Kemper, serving eight concurrent life terms at the California Medical Facility at Vacaville, sent a message to the three-man parole board stating he wasn’t suitable for parole and would wait three years before requesting another hearing.
Assistant Santa Cruz County District Attorney John Hopkins, who went to Vacaville to argue against parole, said Kemper told him later he was ready for the hearing and wanted to tell the parole board about his progress, but changed his mind moments before it was to begin. Hopkins said Kemper changed his mind when he saw a television camera inside the hearing room as he walked toward it.
The hearing, Kemper’s fifth, was being video-taped by a Sacramento television station. Reporters from the Register-Pajaronian and the Santa Cruz Sentinel were also present.

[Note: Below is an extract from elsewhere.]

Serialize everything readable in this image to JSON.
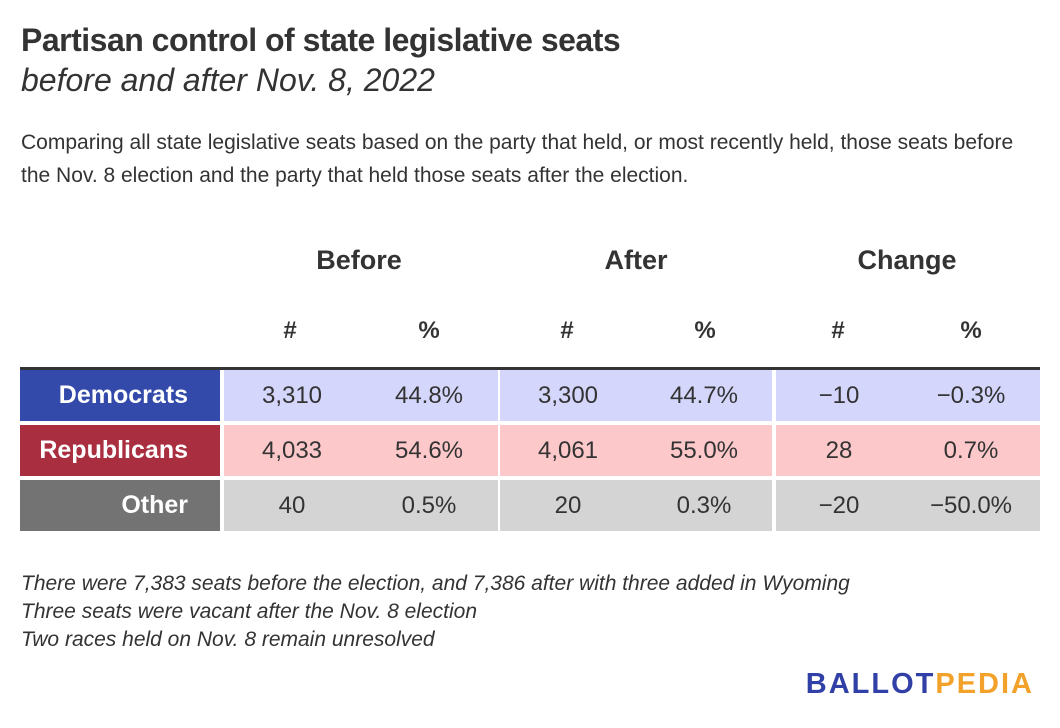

Corrections Department Lt. Joe McGrath said yesterday Kemper felt “he couldn’t adequately state his case in front of the press.”
McGrath said the six-foot nine-inch Kemper has a “spotless record” and is an above-average worker at the prison. One month ago Kemper took over as coordinator of the prison’s Blind Project, supervising 15 inmates who record books on cassette tapes and repair Braille machines, McGrath said.
Assistant District Attorney Hopkins said he talked with Kemper for two hours after the hearing was cancelled. Kemper told him he was concerned that only five or 10 seconds of his comments would be used by the press and it would distort his remarks, increase his notoriety and make it more difficult for him to gain a release in the future.
Hopkins said today he would have told the board there aren’t “words strong enough to express how much the community of Santa Cruz is against (Kemper’s) release.”
McGrath said Kemper regularly participates in psychiatric therapy while in prison, although he suffers from no psychiatric illness. In a psychiatric report prepared for the hearing, Vacaville psychologist Jack Fleming states Kemper keeps his life “an open book” to people who are helpful to him. The psychologist said he has “no hesitation” recommending Kemper for work assignments that involve female staff.
Source: “Mass-murderer Kemper backs out of parole hearing”, Register-Pajaronian, by Guy Lasnier, June 4, 1985 / “Kemper backs out of stating his case”, Santa Cruz Sentinel, by John McNicholas, June 4, 1985 / Image: from documentary Murder: No Apparent Motive, 1984
What are the chances he’ll ever actually get out?
Thank you for your question. I don’t think he will ever get out. At his age and with his health issues, it’s probably better that he stays at the California Medical Facility.